Rapora göre, Türkiye’nin güçlü sanayi temeli ve AB standartlarına ulaşma çabaları, otomotiv üreticileri nezdinde cazip bir yatırım lokasyonu olmasını sağlıyor.
Raporda öne çıkan görüşler
>> Hyundai, Avrupa pazarına daha yakın olmak amacıyla ve Hindistan’daki işgücü uyuşmazlıkları nedeniyle, i20 üretiminin bir bölümünü Türkiye’ye taşımaya karar vermiştir.
>> Çinli otomotiv üreticisi Chery, 2009 yılının Mart ayında iç pazara ve Doğu Avrupa’ya satış yapmak amacıyla, Türkiye’de tesis kuracağını açıklamıştır. Çinli Dongfeng Motor ise yeni binek otomobil üretim tesisine yatırım yapmayı planlamaktadır.

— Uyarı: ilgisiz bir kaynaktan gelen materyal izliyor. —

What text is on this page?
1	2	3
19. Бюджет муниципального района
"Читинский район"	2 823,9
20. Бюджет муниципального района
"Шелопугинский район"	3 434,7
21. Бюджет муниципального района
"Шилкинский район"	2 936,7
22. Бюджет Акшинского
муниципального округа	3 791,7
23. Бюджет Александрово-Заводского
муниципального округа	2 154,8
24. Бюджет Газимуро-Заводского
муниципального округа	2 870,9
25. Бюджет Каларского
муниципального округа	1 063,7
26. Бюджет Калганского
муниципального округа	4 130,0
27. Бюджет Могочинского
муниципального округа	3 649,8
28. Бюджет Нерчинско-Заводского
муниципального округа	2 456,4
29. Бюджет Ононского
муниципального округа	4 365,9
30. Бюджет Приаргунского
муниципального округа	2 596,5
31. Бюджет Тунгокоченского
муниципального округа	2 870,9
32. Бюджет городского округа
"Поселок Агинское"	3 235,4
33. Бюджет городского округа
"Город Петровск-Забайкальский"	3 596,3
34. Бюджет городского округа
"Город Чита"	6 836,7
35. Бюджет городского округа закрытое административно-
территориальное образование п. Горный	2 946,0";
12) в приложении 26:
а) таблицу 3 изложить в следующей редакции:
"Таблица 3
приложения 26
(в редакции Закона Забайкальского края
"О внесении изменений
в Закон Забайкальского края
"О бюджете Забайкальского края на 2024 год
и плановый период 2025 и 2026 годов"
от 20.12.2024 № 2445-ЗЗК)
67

>> Araç farı ve elektronik oto aksamı üreticisi Hella, kaydadeğer büyüklükteki satış sonrası (aftermarket) işlerden pay alabilmek için, İstanbul’da araç parçası ticareti yapan bir Türk firmasının yüzde 49’unu 2009’un Ocak ayında satın almıştır.
>> 2008 yılı Ekim ayında Lamborghini İstanbul’da ilk showroom’unu açmıştır. Türkiye’nin Avrupa ve Asya arasındaki stratejik konumu nedeniyle, Lamborghini ülkeyi büyüme stratejisinin önemli bir parçası olarak görmektedir.
Diğer üreticilerin yatırım planlarının aksine, Honda, şu anda krizden etkilenen Rusya pazarına satış yapmayı planlamış olduğu Türkiye’deki ek tesislerinin yapımını ertelemeyi düşünmektedir.
Yeni tesisler kolaylıkla kurulabilir
Düşük araç yoğunluğu (1000 kişiye düşen otomobil sayısı) ve hızlı nüfus artışının sektördeki en büyük fırsatlar olduğu vurgulanan raporda şöyle denildi:
>> Türkiye’nin oldukça küçük olan otomobil parkı (7.1 milyon binek otomobil) ve yüksek nüfusu önemli bir büyüme potansiyeline işaret etmektedir.
>> Köklü bir geçmişi olan yabancı otomotiv endüstrisinin varlığı ve yapısal reformlar, yabancı OEM’lerin (Orijinal Ekipman İmalatçıları) piyasaya daha kolay girmelerini ve üretimi artırmalarını sağlamaktadır.
>> Sektör, yaklaşık 15 yabancı OEM projesi ve 700’ü aşan yabancı tedarikçiyle, yeni tesislerin kolaylıkla kurulabileceği olgunluğa erişmiştir.
>> Birçok Avrupa ülkesine kıyasla, Türkiye’de işçilik maliyetleri daha düşüktür, yetişmiş işgücü ve oldukça gelişmiş teknolojik altyapı imkânları
>> 2005 yılında yürürlüğe giren vergi reformundan sonra değiştirilen ve mükellefler için vergi konusundaki uygulamalara açıklık getiren mevcut kurumlar vergisi kanunu (yüzde 20 sabit vergi oranı) yatırım ortamını teşvik edecektir (örneğin: örtülü sermaye, transfer fiyatlandırma, yurtdışı vergilerin mahsubu, iştirak kazancı istisnası uygulamaları)
Sektörü bekleyen riskler
Raporda, makroekonomik beklentilerin karşılanmasındaki zorluklar da ortaya konuyor:
>> Makroekonomik açıdan bakıldığında, Türkiye’nin önünde ciddi sorunlar vardır ve IMF hedeflerine ulaşmada güçlükler yaşanabilecektir.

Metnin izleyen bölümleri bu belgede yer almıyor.